Louisiana Museum of Modern Art

Manga! Japanese Images

08 Oct 2008 - 08 Feb 2009


8/10 08 - 8/2 09

The Japanese comic-book phenomenon manga has a fascinating global appeal today, with millions of comic books sold month after month. In the exhibition Manga! Japanese Images, the Louisiana builds on this fascination and at the same time highlights the art-historical and cultural context.

Nowadays ‘manga’ is quite simply the word for comic-book. Manga has a huge spectrum and ranges over subjects like war and love, eroticism and mythology, science fiction and everyday life. It is therefore a cultural power factor that interests all ages and population groups.

Manga has its roots two centuries ago. It was originally the famous painter Katsushika Hokusai (1760-1849) who called his drawn portrait sketches manga. But there has also been a tradition of showing caricatures in Japanese woodcuts. They were printed in mass editions to be distributed widely for example as advertisements for theatres – so the tradition of mass-producing popular stories in pictures already existed long before the comic books we know today.
As was the case with Walt Disney and Pop Art in the USA, manga also became part of the breakthrough of modernism in the 1930s and again in the 1950s.

Contemporary art
The Louisiana's manga-exhibition also shows how Japanese contemporary art relates to the phenomenon manga. A special part of the exhibition is therefore reserved for works by some of Japan’s most promising artists in recent years – Kenji Yanobe, Kumi Machida and Tabaimo.

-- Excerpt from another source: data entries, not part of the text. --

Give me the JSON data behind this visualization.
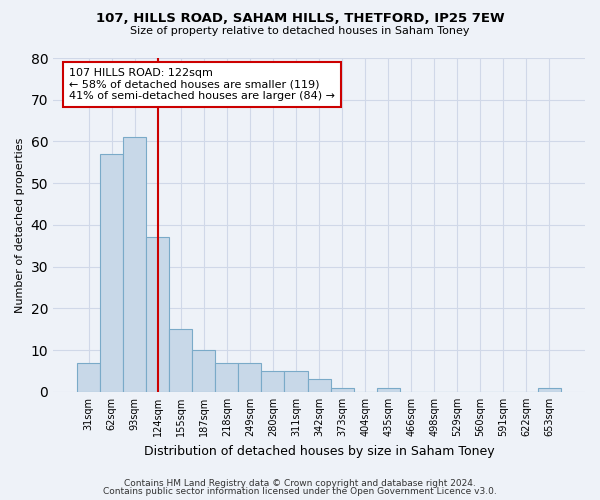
{
  "title1": "107, HILLS ROAD, SAHAM HILLS, THETFORD, IP25 7EW",
  "title2": "Size of property relative to detached houses in Saham Toney",
  "xlabel": "Distribution of detached houses by size in Saham Toney",
  "ylabel": "Number of detached properties",
  "categories": [
    "31sqm",
    "62sqm",
    "93sqm",
    "124sqm",
    "155sqm",
    "187sqm",
    "218sqm",
    "249sqm",
    "280sqm",
    "311sqm",
    "342sqm",
    "373sqm",
    "404sqm",
    "435sqm",
    "466sqm",
    "498sqm",
    "529sqm",
    "560sqm",
    "591sqm",
    "622sqm",
    "653sqm"
  ],
  "values": [
    7,
    57,
    61,
    37,
    15,
    10,
    7,
    7,
    5,
    5,
    3,
    1,
    0,
    1,
    0,
    0,
    0,
    0,
    0,
    0,
    1
  ],
  "bar_color": "#c8d8e8",
  "bar_edgecolor": "#7aaac8",
  "bar_linewidth": 0.8,
  "redline_index": 3,
  "redline_color": "#cc0000",
  "annotation_line1": "107 HILLS ROAD: 122sqm",
  "annotation_line2": "← 58% of detached houses are smaller (119)",
  "annotation_line3": "41% of semi-detached houses are larger (84) →",
  "annotation_box_color": "#ffffff",
  "annotation_box_edgecolor": "#cc0000",
  "ylim": [
    0,
    80
  ],
  "yticks": [
    0,
    10,
    20,
    30,
    40,
    50,
    60,
    70,
    80
  ],
  "grid_color": "#d0d8e8",
  "background_color": "#eef2f8",
  "footer_line1": "Contains HM Land Registry data © Crown copyright and database right 2024.",
  "footer_line2": "Contains public sector information licensed under the Open Government Licence v3.0."
}
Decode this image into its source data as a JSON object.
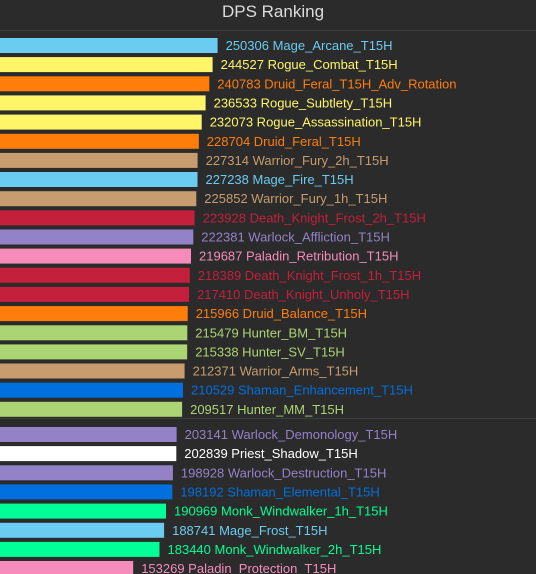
{
  "chart_data": {
    "type": "bar",
    "orientation": "horizontal",
    "title": "DPS Ranking",
    "xlim": [
      0,
      260000
    ],
    "series": [
      {
        "label": "250306",
        "name": "Mage_Arcane_T15H",
        "value": 250306,
        "color": "#69ccf0"
      },
      {
        "label": "244527",
        "name": "Rogue_Combat_T15H",
        "value": 244527,
        "color": "#fff569"
      },
      {
        "label": "240783",
        "name": "Druid_Feral_T15H_Adv_Rotation",
        "value": 240783,
        "color": "#ff7d0a"
      },
      {
        "label": "236533",
        "name": "Rogue_Subtlety_T15H",
        "value": 236533,
        "color": "#fff569"
      },
      {
        "label": "232073",
        "name": "Rogue_Assassination_T15H",
        "value": 232073,
        "color": "#fff569"
      },
      {
        "label": "228704",
        "name": "Druid_Feral_T15H",
        "value": 228704,
        "color": "#ff7d0a"
      },
      {
        "label": "227314",
        "name": "Warrior_Fury_2h_T15H",
        "value": 227314,
        "color": "#c79c6e"
      },
      {
        "label": "227238",
        "name": "Mage_Fire_T15H",
        "value": 227238,
        "color": "#69ccf0"
      },
      {
        "label": "225852",
        "name": "Warrior_Fury_1h_T15H",
        "value": 225852,
        "color": "#c79c6e"
      },
      {
        "label": "223928",
        "name": "Death_Knight_Frost_2h_T15H",
        "value": 223928,
        "color": "#c41f3b"
      },
      {
        "label": "222381",
        "name": "Warlock_Affliction_T15H",
        "value": 222381,
        "color": "#9482c9"
      },
      {
        "label": "219687",
        "name": "Paladin_Retribution_T15H",
        "value": 219687,
        "color": "#f58cba"
      },
      {
        "label": "218389",
        "name": "Death_Knight_Frost_1h_T15H",
        "value": 218389,
        "color": "#c41f3b"
      },
      {
        "label": "217410",
        "name": "Death_Knight_Unholy_T15H",
        "value": 217410,
        "color": "#c41f3b"
      },
      {
        "label": "215966",
        "name": "Druid_Balance_T15H",
        "value": 215966,
        "color": "#ff7d0a"
      },
      {
        "label": "215479",
        "name": "Hunter_BM_T15H",
        "value": 215479,
        "color": "#abd473"
      },
      {
        "label": "215338",
        "name": "Hunter_SV_T15H",
        "value": 215338,
        "color": "#abd473"
      },
      {
        "label": "212371",
        "name": "Warrior_Arms_T15H",
        "value": 212371,
        "color": "#c79c6e"
      },
      {
        "label": "210529",
        "name": "Shaman_Enhancement_T15H",
        "value": 210529,
        "color": "#0070de"
      },
      {
        "label": "209517",
        "name": "Hunter_MM_T15H",
        "value": 209517,
        "color": "#abd473"
      },
      {
        "label": "203141",
        "name": "Warlock_Demonology_T15H",
        "value": 203141,
        "color": "#9482c9"
      },
      {
        "label": "202839",
        "name": "Priest_Shadow_T15H",
        "value": 202839,
        "color": "#ffffff"
      },
      {
        "label": "198928",
        "name": "Warlock_Destruction_T15H",
        "value": 198928,
        "color": "#9482c9"
      },
      {
        "label": "198192",
        "name": "Shaman_Elemental_T15H",
        "value": 198192,
        "color": "#0070de"
      },
      {
        "label": "190969",
        "name": "Monk_Windwalker_1h_T15H",
        "value": 190969,
        "color": "#00ff96"
      },
      {
        "label": "188741",
        "name": "Mage_Frost_T15H",
        "value": 188741,
        "color": "#69ccf0"
      },
      {
        "label": "183440",
        "name": "Monk_Windwalker_2h_T15H",
        "value": 183440,
        "color": "#00ff96"
      },
      {
        "label": "153269",
        "name": "Paladin_Protection_T15H",
        "value": 153269,
        "color": "#f58cba"
      }
    ]
  }
}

In this part of the exhibition the focus is on manga’s origins and relation to general Japanese visual culture and its historical background in Japanese visual art. The three contemporary artists represented explore a culture and history that range from traditional rituals and a distinctive visual legacy to the post-war – and post-atom-bomb – period’s technological advances.

Animé programme
The Animé film is manga’s animated counterpart, and the exhibition includes an independent film programme with some of the most interesting animé productions. The films in the programme have been selected in collaboration with the Danish Film Institute.

Reading corner and computer games
As a part of the exhibition a ‘reading corner’ has been built with both original Japanese mangas and examples of the growing production of Japanese mangas in Danish translation. The books are generously made available by the Danish publisher Carlsen Comics. the Tuttle-Mori Agency Ltd. and Shueisha Inc.

In the reading corner – and in the last room of the exhibition – there is also a chance to play manga computer games.

The exhibition has been mounted in collaboration with Museum für Angewandte Kunst, Deutsches Filminstitut – DIF and Deutsches Filmmuseum, Frankfurt.